Luz never lost faith. She was deeply devoted to Christ crucified. She said that she had united her pain with Christ's own agony and that had sustained her during her darkest moments. She had the courage to live out the passover of the Lord in her own flesh.

Holy Week is a special time for us Christians. We begin the week by making memory of the glorious entry of Jesus into the holy city, Jerusalem. On Passion Sunday we are given palms and we proclaim the passion of Jesus fully. Once Lent ends on Holy Thursday, we enter into the triduum celebration of the glorious passover of the Lord.

The Paschal or Easter Triduum is not about the supper meal on one night, then the cross death on the next afternoon, and an empty tomb and resurrection on the Easter Vigil and day. The triduum is about the glorious passover of the Lord manifested distinctly on each day.

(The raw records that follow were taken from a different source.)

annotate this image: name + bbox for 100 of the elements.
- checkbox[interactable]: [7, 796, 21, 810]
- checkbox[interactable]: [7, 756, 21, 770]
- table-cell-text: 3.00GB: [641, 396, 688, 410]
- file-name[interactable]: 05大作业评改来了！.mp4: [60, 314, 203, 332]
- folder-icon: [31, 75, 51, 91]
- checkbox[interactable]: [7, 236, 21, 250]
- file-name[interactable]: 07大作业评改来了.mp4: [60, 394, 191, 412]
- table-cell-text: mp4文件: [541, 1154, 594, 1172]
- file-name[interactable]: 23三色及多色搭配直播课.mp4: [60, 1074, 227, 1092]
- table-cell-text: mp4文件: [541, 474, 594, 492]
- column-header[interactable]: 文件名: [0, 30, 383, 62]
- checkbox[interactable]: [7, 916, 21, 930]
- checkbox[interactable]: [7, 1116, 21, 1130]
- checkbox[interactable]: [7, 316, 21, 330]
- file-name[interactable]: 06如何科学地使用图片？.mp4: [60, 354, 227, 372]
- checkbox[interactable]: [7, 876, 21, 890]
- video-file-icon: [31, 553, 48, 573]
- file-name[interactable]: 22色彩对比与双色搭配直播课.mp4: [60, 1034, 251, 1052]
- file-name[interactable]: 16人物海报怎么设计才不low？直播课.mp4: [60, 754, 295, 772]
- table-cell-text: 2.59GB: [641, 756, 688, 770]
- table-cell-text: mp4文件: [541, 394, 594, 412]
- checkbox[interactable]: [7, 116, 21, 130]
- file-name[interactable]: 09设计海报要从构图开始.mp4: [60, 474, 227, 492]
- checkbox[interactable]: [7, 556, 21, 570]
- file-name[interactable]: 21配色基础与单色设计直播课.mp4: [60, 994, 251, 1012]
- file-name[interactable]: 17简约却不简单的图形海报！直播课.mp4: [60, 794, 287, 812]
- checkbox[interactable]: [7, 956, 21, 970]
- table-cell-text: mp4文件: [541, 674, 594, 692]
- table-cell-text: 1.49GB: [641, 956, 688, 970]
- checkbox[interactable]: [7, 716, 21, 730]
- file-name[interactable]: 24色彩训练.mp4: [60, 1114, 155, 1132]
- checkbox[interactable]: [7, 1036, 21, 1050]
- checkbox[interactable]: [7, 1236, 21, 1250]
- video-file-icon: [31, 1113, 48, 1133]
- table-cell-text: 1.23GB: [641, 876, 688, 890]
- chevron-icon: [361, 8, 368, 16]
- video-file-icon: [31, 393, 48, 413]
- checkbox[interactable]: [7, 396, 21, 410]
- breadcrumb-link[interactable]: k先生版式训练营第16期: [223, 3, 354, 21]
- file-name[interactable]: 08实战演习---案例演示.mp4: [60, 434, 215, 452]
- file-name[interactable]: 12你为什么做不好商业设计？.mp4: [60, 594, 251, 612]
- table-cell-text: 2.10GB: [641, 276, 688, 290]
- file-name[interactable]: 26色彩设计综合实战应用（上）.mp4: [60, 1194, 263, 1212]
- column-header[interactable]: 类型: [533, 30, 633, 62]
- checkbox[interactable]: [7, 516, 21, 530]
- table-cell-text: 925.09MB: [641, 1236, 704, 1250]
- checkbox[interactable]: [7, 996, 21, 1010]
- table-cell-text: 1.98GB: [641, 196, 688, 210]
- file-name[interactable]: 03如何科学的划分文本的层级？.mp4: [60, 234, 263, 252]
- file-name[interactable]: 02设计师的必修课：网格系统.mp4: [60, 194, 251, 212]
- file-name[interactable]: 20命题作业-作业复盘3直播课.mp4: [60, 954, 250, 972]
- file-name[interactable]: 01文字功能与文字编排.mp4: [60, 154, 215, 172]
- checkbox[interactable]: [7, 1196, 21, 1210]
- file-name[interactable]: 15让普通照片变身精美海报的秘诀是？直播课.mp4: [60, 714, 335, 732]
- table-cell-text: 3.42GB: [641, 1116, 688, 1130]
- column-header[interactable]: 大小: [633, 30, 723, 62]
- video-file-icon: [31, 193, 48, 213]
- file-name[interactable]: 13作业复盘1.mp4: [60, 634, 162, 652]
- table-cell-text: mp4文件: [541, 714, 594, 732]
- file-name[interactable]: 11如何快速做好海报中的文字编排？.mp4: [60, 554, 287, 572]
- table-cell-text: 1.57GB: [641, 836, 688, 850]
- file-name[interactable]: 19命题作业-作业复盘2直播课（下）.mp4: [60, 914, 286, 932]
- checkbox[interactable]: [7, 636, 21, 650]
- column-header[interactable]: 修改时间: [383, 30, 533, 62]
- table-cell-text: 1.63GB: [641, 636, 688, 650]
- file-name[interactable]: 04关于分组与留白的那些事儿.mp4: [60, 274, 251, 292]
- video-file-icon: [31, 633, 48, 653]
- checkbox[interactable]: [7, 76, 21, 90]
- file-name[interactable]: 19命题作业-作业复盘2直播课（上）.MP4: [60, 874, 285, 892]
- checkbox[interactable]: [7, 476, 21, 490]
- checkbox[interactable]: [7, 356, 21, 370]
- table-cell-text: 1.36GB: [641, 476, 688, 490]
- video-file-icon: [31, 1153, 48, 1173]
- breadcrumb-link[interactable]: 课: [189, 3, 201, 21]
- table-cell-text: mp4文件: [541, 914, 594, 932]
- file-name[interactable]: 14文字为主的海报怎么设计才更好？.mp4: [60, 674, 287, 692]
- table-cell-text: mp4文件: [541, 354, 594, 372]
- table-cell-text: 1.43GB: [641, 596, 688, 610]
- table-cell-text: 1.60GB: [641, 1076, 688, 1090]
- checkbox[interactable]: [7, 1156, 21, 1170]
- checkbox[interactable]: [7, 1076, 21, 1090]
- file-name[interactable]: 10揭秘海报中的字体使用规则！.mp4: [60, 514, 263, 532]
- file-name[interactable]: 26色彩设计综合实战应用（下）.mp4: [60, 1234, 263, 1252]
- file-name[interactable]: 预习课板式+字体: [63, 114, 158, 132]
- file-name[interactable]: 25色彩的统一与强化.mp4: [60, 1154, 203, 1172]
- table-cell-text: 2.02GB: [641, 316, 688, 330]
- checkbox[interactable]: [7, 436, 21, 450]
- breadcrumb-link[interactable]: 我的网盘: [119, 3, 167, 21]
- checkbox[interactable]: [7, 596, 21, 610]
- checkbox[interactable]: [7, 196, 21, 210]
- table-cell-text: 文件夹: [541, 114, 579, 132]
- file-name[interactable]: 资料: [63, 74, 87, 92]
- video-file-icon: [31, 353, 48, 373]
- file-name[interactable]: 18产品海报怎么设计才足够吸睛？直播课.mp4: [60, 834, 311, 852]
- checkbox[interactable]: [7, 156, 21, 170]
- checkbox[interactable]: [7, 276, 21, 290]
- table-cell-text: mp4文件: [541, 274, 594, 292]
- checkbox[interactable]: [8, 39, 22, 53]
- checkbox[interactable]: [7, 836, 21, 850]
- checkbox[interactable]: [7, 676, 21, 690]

The unity of these days is expressed in three distinct, yet inter-connected liturgies.

On Holy Thursday evening we hear John's gospel account of the footwashing Jesus did at the last supper. Those whose feet were washed participate in the liberating power of His cross death on Good Friday and the liberating power of His resurrection on the Easter Vigil night. This is the historical reality our liturgical ritual is rooted in. The past is not acted out as if it were a dramatic play. We are not repeating a two thousand year old passion play.

Instead we are ritually praying how the Lord's glorious passover is liberating us. We are branches united with the vine who is the risen, though once crucified Lord. We are his body, an assembly whose service is foot washing, whose polity intends to be egalitarian, whose pain unites with the cross kissed and literally adhered to, and whose liberation hope shines brilliantly at the open door of the empty tomb.

The Triduum is about God's Spirit effecting liberation in us today. The Triduum is about the Lord's liberating cross and resurrection of the Lord enfleshed in us today. The Triduum is Christ's light banishing personal and social darkness in us today.